Underlying it all, Dominus argues, is a recurring uncertainty in the research: Are parents truly “making” their kids successful, or are they simply channeling inherited talents and advantages? Modern genetics and social science suggest both are at play, yet the causal web remains murky. Dalton Conley, a Princeton sociologist and expert on twin studies, bluntly told Dominus: “Every once in a while, in a very rare while, if you pull the slot enough times, it is going to come up all cherries.” In other words, luck—genetics, socioeconomic status, birth order, timing, and mere randomness—plays a much larger role than many parenting guides concede.
This reality check will be sobering for many Thai readers immersed in a culture of parental sacrifice, who may see every after-school class or strict routine as a necessary offering to the shrine of future success. The findings align with decades of international educational research showing that while parental involvement is valuable, the marginal benefits of extreme control or pressure may diminish—or even become actively harmful—especially as children reach adolescence (PubMed example). Moreover, child mental health professionals in Thailand have raised alarms about surging rates of childhood anxiety, depression, and self-harm linked to academic and extracurricular stress, mirroring trends seen in Dominus’s book (Bangkok Post, Thai PBS).
At the same time, the book’s broader implications gently caution against the promise of simple formulas for raising “winners.” While some traits for success can be cultivated—resilience, curiosity, and healthy competition among siblings—much is unaccounted for by family strategy alone. The social, emotional, and genetic ingredients are messier than most guidebooks admit. As Dominus deftly concludes, “the parenting choices that many caring parents agonize over have much less effect on children’s outcomes than we have all been led to believe.”
In Thailand, where family togetherness and respectful hierarchies shape childrearing traditions but also where modern anxieties run high, these findings invite a conversation about what children’s “success” really means. The nation’s policy responses—like recent Ministry of Education initiatives to promote well-being alongside academic performance—hint at a slow shift from rote, pressure-focused systems to more holistic ideals. But the societal transformation is far from complete, as many Thai parents still confess to “shadow education” and extra tutoring out of fear of missing out.

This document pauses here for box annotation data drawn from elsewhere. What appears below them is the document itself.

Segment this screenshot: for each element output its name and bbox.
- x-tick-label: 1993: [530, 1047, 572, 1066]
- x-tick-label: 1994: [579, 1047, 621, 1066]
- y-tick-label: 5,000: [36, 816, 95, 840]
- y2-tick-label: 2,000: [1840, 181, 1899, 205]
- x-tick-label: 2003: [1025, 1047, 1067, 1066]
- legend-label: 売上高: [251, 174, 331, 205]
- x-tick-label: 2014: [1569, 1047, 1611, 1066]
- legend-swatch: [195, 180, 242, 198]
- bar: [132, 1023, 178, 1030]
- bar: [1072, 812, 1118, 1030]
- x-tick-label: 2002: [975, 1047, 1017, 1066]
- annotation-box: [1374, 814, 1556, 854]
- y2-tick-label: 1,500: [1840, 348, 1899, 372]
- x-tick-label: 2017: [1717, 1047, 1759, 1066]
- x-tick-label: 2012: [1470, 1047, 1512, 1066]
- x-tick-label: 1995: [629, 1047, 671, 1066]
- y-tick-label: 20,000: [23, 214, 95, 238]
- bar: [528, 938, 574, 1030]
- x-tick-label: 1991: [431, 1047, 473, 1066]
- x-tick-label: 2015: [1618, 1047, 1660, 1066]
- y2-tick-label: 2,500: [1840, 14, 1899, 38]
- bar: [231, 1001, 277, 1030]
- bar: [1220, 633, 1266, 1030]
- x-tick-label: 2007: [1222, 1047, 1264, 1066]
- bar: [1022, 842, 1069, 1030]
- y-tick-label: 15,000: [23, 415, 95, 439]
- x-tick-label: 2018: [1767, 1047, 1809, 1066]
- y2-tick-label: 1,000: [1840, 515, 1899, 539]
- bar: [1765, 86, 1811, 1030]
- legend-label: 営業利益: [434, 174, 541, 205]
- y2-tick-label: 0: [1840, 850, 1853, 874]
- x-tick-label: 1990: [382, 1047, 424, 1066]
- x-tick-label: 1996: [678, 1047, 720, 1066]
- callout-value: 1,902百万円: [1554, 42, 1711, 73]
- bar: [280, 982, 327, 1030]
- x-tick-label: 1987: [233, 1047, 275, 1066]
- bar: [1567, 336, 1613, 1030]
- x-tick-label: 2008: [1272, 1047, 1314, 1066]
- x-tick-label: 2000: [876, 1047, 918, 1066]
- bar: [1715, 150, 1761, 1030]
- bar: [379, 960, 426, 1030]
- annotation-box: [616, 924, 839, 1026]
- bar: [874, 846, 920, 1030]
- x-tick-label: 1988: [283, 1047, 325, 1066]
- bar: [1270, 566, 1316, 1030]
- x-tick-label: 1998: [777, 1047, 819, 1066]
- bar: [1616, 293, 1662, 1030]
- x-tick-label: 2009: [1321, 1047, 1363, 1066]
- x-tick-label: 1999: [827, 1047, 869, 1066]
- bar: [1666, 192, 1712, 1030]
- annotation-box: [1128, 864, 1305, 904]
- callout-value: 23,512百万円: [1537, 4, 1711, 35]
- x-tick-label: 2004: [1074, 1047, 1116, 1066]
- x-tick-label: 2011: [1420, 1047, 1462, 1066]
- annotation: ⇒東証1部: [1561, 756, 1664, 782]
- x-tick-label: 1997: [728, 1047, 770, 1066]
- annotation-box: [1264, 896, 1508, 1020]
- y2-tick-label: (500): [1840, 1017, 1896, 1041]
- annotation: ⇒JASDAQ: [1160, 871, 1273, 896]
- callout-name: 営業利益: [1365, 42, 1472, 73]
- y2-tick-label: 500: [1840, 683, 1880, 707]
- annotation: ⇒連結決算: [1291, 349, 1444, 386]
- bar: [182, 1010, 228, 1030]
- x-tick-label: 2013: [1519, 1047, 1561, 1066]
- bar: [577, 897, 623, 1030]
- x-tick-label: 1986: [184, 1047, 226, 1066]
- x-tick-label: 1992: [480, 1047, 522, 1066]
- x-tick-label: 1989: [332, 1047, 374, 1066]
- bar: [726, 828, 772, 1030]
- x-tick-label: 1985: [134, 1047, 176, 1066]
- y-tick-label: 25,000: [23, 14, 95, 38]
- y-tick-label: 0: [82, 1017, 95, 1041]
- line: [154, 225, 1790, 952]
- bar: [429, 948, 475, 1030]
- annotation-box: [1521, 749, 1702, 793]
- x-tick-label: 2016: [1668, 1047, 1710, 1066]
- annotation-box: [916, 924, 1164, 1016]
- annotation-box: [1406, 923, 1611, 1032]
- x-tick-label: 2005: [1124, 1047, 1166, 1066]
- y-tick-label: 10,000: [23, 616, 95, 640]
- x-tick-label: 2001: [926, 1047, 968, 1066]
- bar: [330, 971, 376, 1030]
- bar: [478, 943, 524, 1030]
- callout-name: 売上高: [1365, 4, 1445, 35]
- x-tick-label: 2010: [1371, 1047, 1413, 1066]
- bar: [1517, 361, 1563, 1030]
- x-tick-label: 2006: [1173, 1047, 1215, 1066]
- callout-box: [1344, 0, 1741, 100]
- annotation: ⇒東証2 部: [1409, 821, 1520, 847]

Looking ahead, the research in “The Family Dynamic” suggests a roadmap for Thai parents, educators, and policymakers: focus less on maximizing achievement at every turn, and more on supporting children’s mental health, balanced development, and natural curiosity. Encourage healthy sibling dynamics, but beware the unintended costs of unchecked ambition. Above all, recognize that luck—privilege, timing, and even randomness—is also a potent force in life’s outcomes. Gen Z and Generation Alpha Thais may well benefit from growing up in families where support and high expectations are tempered by warmth, understanding, and a willingness to accept that not everything can be controlled.
As Dominus’s work makes clear, there are no silver bullets—but also no need for parents to shoulder a mythic burden. For Thai families seeking a more balanced approach, the actionable lesson is simple: support, guide, and love your children, but do not sacrifice their well-being—or your family’s happiness—on the altar of improbable perfection.